Kariadi adalah cairan aminosteril yang diberikan dengan dosis tertentu sesuai dengan
kebutuhan cairan, kalori, dan protein pasien per 24 jam yang telah dihitung sbelumnya.
kebutuhan cairan pada bayi BBLR harus terpenuhi 100% karena berpengaruh pada
metabolisme tubuh, sedangkan kebutuhan kalori dan protein minimal harus terpenuhi
sebanyak 50% dari total kebutuhan per hari.
Residu lambung yang keluar harus terus dipantau pada jumlah dan warnanya.
jika warna sudah jernih, maka perlu dicoba untuk pemberian nutrisi enteral kembali.
Bayi Ny. R II pada hari perawatan ke-31 pukul 09.00 WIB, tidak ada residu saat OGT
dialirkan kemudian klien diberikan diit neocat. Jumlah yang diberikan untuk percobaan
pertama hanya separuh dari kebutuhannya terlebih dahulu, kemudian dinaikkan secara
bertahap hingga memenuhi jumlah kebutuhan per hari. hal tersebut dilakukan agar
organ organ pencernaan memiliki kesempatan untuk beradaptasi dengan beban kerja
yang diberikan.

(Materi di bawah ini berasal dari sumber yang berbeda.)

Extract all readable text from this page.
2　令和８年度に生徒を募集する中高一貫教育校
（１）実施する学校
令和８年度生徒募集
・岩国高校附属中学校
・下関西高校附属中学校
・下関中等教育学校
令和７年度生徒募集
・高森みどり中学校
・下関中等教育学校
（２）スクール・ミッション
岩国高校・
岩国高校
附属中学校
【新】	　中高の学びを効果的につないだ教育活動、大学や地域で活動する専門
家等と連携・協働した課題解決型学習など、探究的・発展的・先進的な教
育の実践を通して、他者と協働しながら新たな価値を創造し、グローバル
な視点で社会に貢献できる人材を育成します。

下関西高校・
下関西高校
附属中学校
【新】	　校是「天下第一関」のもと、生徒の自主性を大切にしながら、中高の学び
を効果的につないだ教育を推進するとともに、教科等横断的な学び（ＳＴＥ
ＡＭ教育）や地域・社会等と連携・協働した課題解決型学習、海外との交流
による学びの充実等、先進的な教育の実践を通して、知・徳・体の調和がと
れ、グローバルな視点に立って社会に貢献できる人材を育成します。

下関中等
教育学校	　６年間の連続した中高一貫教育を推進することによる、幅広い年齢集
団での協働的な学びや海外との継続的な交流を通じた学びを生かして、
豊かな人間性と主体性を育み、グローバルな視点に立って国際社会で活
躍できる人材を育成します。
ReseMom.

Perawat harus peka terhadap respon pasien setelah diberikan cairan
enteral. perlu diwaspadai adanya kemungkinan bayi muntah setelah minum susu karena
beresiko terjadi aspirasi.
Program diet pasien adalah 8 x 20 ml / 24 jam. pertama kali pasien mendapat
cairan setelah penundaan diet dalam waktu yang cukup lama adalah 10 ml, yaitu
separuh dari jumlah yang seharusnya diberikan. setelah diobservasi, ternyata pasien
tidak mengalami muntah, sehingga pada 3 jam berikutnya pasien diberikan 15 ml.
Namun ternyata pasien muntah, sehingga pemberiannya diturunkan kembali menjadi 10
ml. Jumlah tersebut dipertahankan dalam 24 jam, setelah itu baru dicoba untuk
dinaikkan kembali menjadi 20 ml, dan ternyata pasien tidak muntah. efek yang
ditimbulkan dari proses tersebut adalah naik turunnya berat badan klien.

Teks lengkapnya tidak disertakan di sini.